Tax and Profits – the money you make by spread betting is not subject to Stamp Duty, meaning that you pay no tax on your profits. CFDs are, however, taxable, but should you incur losses, these will attract tax relief. So here there is a swings and roundabouts scenario that is worth considering carefully before you decide how you will approach an investment.

The Spread – a spread is the difference between the market price for a particular stock or other type of security and the price paid by the client, you, to the broker. For example, if the market price of a stock is £100 and the spread fixed by the broker is 0.5 points, then at the time of the transaction, 50p will be deducted from the position value and therefore if the market price has not changed, your position value will be £99.50. The easiest way to think of a spread is to look at it as a commission that is taken at the start of transaction and not at the end.

Hedging – hedging is a way of protecting any physical investments you may have. CFDs are often used as a way to hedge investments.
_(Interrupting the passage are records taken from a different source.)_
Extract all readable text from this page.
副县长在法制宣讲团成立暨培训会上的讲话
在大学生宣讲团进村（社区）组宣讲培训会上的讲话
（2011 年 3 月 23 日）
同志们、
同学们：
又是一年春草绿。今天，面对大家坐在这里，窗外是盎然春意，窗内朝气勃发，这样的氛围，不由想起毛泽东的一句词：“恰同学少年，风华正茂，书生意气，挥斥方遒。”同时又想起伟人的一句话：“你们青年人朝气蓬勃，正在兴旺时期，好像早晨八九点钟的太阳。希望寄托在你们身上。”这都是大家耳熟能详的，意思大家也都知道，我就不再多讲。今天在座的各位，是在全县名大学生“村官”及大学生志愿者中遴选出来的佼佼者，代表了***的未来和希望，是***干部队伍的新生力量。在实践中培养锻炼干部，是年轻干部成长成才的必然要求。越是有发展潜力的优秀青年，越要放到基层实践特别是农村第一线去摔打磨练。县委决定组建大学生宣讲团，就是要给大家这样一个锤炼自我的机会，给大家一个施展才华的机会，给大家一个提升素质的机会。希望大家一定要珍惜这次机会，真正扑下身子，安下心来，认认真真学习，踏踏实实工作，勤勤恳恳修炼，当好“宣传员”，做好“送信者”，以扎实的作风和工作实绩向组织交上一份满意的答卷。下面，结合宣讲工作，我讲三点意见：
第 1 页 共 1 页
It works by the investor, you, predicting that one or more of your long investments may perform badly in the future and make a loss. Taking out a CFD on the same stock, but as a short, means that any potential loss from your original, long investment will be offset by the CFD short and leave you on a level playing field in terms of your equity. Spread betting is also used to hedge other positions, but this tends to be the case more so with shorter investments.

Whilst on face value CFDs and spread betting are very similar, there are some subtle nuances that you should take into account. The biggest difference between CFDs and spread betting is the fact that CFD profits are taxed, while profits from spread betting are not.

Another thing to consider is that experts generally agree that for beginners or those with little experience, spread betting is said to be a better way to trade. CFD trading is said to be more suited to more mature traders who invest long term.

Whichever method you decide to use, do your homework and make sure you know all the facts and figures before you decide to take the plunge and invest your hard earned cash.